Transfer of arena sales tax money challenged

A state representative is challenging a recent decision by Sedgwick County commissioners about Intrust Bank Arena, prompting Commissioner Kelly Parks to call the downtown venue a "boat" he can't wait to see torn down.

Rep. Brenda Landwehr has questioned commissioners' 3-2 vote in March to transfer $1.6 million from the arena sales tax fund to the county's general fund to cover the cost of staff time spent on the venue.

Commissioners Parks, Karl Peterjohn and Gwen Welshimer voted to move the money, saying no property tax money was to be spent to build the arena. Voters in 2004 approved a 30-month, 1 percent sales tax to finance a downtown arena.

But Landwehr said the Legislature, which had to approve the arena sales tax, was told it would be used only for the arena and to renovate the Kansas Coliseum and not for expenses such as staff time.

The county's decision "is in opposition to the promises the board made to the State legislature when you asked for permission to implement the sales tax retroactively for the arena. We were told that the money would only be used for the purposes spelled out in the arena ballot question," Landwehr wrote in an April 21 e-mail to all commissioners. Her e-mail and commissioners' responses to it were obtained by The Wichita Eagle through a request under the Kansas Open Records Act.

"I believe the recent actions by the county commissioners have violated the trust of the people as well as the agreement made with the State Legislature," she wrote.

She asked commissioners for a response and suggested a meeting if necessary. She also asked for an accounting of how the county has spent about $11 million in interest earned from the sales tax, saying it should have more than covered staff salaries for those who worked on the arena.

County Manager William Buchanan told Landwehr that the county handles interest income according to state law and that the interest income helped allow the county to reduce its property tax mill levy.

Parks said he stands by the commission's decision.

"The 'yea' people said not a dime of your property tax money will be used for the arena," he said Monday. "I think that's a promise that we had to keep and we needed to keep. I don't think there's any choice in that."

Not reimbursing for staff time spent on the arena — estimated to eventually reach $2.6 million when all audits are complete — would be a "fraud to the people," Parks said.

He said that when he leaves office — he announced earlier this year that he does not plan to seek re-election —"I will still be a resident of the north end, where 80 percent of the people think the ballot question and the downtown arena was a fraud....

"If it comes up on the agenda, I will vote to sell this boat to the City of Wichita for a dollar. I can't wait for another 34 years to go by and see the (arena) torn down."
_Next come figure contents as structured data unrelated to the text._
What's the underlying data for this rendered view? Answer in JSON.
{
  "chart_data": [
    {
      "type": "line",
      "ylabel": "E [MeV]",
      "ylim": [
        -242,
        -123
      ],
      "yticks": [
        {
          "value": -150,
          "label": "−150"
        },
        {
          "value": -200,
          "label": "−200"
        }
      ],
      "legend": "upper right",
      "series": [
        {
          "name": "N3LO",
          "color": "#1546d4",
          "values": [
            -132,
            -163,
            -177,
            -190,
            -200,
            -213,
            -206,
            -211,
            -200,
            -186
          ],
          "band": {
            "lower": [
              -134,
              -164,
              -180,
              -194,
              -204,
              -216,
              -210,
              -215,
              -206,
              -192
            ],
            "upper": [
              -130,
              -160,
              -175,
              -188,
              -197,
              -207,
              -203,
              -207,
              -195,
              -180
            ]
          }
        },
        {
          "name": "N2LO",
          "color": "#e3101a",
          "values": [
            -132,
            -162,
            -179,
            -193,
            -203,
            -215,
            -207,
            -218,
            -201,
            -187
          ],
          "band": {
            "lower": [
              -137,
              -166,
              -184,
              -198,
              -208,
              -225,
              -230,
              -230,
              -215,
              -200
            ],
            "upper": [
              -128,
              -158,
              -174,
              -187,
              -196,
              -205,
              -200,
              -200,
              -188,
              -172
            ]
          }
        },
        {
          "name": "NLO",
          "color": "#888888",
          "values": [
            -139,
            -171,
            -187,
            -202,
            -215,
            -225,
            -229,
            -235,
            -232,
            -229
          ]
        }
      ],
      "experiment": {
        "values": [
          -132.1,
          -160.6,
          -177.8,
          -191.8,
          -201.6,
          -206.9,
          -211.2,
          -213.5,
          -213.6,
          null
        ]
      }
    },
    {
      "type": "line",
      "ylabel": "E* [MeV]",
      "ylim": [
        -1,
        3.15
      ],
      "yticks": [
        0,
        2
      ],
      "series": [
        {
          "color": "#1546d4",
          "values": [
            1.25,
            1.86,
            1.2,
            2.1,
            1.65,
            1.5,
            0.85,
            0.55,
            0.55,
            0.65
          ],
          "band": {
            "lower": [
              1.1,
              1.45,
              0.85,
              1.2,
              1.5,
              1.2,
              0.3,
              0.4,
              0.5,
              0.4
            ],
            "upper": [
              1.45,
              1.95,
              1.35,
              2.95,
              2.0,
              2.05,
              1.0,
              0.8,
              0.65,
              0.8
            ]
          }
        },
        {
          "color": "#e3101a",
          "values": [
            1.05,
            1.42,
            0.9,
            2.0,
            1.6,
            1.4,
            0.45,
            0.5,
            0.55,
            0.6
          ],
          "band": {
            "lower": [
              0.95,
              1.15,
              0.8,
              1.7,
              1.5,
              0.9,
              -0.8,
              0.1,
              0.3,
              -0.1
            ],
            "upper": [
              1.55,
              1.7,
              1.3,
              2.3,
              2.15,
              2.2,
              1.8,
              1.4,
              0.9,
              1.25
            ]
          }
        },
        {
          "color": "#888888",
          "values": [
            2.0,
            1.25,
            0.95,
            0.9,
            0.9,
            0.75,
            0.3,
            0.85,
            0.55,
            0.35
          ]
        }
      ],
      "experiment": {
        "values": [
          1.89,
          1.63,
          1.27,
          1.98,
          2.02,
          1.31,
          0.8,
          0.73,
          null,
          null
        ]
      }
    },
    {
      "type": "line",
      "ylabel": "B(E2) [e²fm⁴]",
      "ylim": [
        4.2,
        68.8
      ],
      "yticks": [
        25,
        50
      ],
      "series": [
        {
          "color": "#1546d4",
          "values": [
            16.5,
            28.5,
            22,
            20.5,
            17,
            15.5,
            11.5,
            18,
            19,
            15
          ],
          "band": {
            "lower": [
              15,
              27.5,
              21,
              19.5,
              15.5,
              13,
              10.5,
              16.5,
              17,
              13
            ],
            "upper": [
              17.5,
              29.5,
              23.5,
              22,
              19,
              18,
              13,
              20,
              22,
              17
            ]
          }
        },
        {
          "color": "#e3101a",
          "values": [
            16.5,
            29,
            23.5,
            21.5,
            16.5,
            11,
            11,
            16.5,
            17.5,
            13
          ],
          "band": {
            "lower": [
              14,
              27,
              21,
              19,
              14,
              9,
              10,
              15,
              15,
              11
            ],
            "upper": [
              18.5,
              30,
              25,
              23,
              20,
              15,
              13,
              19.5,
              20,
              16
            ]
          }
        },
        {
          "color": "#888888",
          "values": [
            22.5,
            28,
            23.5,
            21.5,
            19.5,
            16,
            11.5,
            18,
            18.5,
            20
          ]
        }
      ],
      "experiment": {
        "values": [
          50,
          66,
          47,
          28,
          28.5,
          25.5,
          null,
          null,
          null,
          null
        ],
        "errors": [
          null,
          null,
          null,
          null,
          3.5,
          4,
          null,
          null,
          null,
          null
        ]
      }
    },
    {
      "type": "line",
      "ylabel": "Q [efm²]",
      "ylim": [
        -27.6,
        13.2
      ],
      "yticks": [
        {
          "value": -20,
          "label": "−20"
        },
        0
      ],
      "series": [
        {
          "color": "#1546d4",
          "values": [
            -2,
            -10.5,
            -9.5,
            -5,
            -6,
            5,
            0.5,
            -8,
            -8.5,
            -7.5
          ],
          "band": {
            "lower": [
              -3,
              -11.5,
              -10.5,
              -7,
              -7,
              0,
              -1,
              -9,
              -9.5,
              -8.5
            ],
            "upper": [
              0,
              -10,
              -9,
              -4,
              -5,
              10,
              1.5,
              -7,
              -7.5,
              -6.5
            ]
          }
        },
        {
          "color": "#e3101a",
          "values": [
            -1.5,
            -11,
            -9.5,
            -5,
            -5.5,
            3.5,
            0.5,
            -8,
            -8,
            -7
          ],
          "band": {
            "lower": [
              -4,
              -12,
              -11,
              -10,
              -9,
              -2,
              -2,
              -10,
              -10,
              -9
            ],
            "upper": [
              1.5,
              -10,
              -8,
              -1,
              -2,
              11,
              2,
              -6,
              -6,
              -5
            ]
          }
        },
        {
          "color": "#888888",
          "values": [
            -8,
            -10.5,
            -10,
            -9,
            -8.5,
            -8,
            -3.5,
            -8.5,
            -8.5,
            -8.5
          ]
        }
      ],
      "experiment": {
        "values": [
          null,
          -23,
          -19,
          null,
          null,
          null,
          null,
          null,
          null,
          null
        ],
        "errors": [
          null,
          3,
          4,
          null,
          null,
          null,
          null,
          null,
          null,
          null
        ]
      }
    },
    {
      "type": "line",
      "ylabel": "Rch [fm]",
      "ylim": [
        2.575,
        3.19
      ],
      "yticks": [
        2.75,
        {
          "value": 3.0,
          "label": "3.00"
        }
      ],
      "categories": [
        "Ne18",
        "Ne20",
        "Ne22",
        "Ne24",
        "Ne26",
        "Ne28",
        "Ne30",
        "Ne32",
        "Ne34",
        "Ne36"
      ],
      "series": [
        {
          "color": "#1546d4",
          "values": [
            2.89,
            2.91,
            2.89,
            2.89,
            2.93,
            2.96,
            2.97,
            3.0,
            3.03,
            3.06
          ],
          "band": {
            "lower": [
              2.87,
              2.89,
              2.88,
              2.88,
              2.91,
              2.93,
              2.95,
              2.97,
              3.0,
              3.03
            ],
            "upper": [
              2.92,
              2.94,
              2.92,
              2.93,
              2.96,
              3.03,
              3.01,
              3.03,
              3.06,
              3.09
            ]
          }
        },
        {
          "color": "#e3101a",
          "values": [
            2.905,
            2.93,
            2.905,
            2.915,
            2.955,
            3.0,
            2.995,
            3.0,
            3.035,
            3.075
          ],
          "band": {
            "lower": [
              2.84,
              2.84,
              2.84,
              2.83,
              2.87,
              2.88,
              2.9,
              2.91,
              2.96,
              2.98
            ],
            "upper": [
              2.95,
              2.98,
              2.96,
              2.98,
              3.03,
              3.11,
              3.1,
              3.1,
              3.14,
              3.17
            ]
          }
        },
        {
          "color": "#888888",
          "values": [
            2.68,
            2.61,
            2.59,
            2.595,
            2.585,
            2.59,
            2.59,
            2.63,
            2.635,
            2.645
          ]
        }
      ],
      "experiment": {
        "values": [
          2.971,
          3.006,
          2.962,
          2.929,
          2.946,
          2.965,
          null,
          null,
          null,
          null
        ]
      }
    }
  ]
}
Parks is an avid supporter of the Kansas Coliseum. Britt Brown Arena, which Parks told Landwehr many people in his district consider to be "the" Coliseum, has been mothballed. The county still is operating the pavilions at the Coliseum complex. Parks noted that Britt Brown was 34 years old last year.

Landwehr called Parks' e-mail "not coherent." She said he, Peterjohn and Welshimer didn't seem to grasp what was at stake.
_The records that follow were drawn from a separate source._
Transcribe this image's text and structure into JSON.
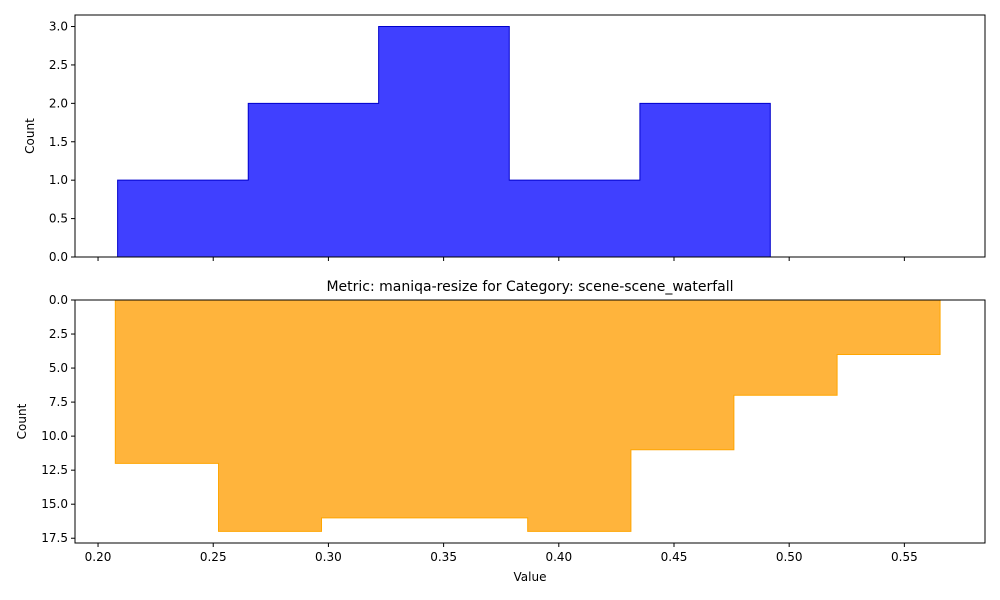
{
  "chart_data": [
    {
      "type": "histogram",
      "title": "",
      "xlabel": "",
      "ylabel": "Count",
      "xlim": [
        0.19,
        0.585
      ],
      "ylim": [
        0,
        3.15
      ],
      "x_ticks": [
        0.2,
        0.25,
        0.3,
        0.35,
        0.4,
        0.45,
        0.5,
        0.55
      ],
      "x_tick_labels_visible": false,
      "y_ticks": [
        0.0,
        0.5,
        1.0,
        1.5,
        2.0,
        2.5,
        3.0
      ],
      "y_tick_labels": [
        "0.0",
        "0.5",
        "1.0",
        "1.5",
        "2.0",
        "2.5",
        "3.0"
      ],
      "bin_edges": [
        0.2085,
        0.2652,
        0.3218,
        0.3785,
        0.4352,
        0.4918
      ],
      "values": [
        1,
        2,
        3,
        1,
        2
      ],
      "fill_color": "#4040ff",
      "edge_color": "#0000cc",
      "y_inverted": false
    },
    {
      "type": "histogram",
      "title": "Metric: maniqa-resize for Category: scene-scene_waterfall",
      "xlabel": "Value",
      "ylabel": "Count",
      "xlim": [
        0.19,
        0.585
      ],
      "ylim": [
        17.85,
        0
      ],
      "x_ticks": [
        0.2,
        0.25,
        0.3,
        0.35,
        0.4,
        0.45,
        0.5,
        0.55
      ],
      "x_tick_labels": [
        "0.20",
        "0.25",
        "0.30",
        "0.35",
        "0.40",
        "0.45",
        "0.50",
        "0.55"
      ],
      "y_ticks": [
        0.0,
        2.5,
        5.0,
        7.5,
        10.0,
        12.5,
        15.0,
        17.5
      ],
      "y_tick_labels": [
        "0.0",
        "2.5",
        "5.0",
        "7.5",
        "10.0",
        "12.5",
        "15.0",
        "17.5"
      ],
      "bin_edges": [
        0.2075,
        0.2523,
        0.297,
        0.3418,
        0.3865,
        0.4313,
        0.476,
        0.5208,
        0.5655
      ],
      "values": [
        12,
        17,
        16,
        16,
        17,
        11,
        7,
        4
      ],
      "fill_color": "#ffb43c",
      "edge_color": "#ffa500",
      "y_inverted": true
    }
  ]
}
Commissioners Tim Norton and Dave Unruh voted against moving the money, contending that the county promised voters that arena sales tax money would be used only for the arena and improvements at the Kansas Coliseum and not to bolster the county's general fund.

Unruh responded to Landwehr saying he agreed with her and didn't vote to reimburse the general fund.

Parks copied Unruh's reply to all commissioners except Unruh, to a reporter at The Eagle and to one of the county's attorneys, saying "Here's Dave's feeble reply."

Peterjohn, who led opposition to the arena sales tax before he was a commissioner, said he voted to move the money because "I made a firm commitment that not a penny of property tax money would be spent on Intrust Bank Arena."

Peterjohn said "reasonable people can disagree."

Welshimer told Landwehr in an e-mailed reply that Landwehr's opinion that the commission violated the public trust needed facts.

"We went over all the legal requirements before we did what we rightfully needed to do," Welshimer wrote. "The initial expenditures for the arena project, paid for with property tax, have been reimbursed to the property taxpayers for use where property taxes are legally supposed to be spent."

Welshimer also said that the state "is pushing more and more costs down to the local level and the local level has nothing but property tax to pay them with."

Commissioners said they had not received replies from Landwehr, who said Tuesday that she plans to meet with the south-central delegation about the issue. Welshimer said she would welcome a meeting.

"That would open a door for me that I would love to have," she said.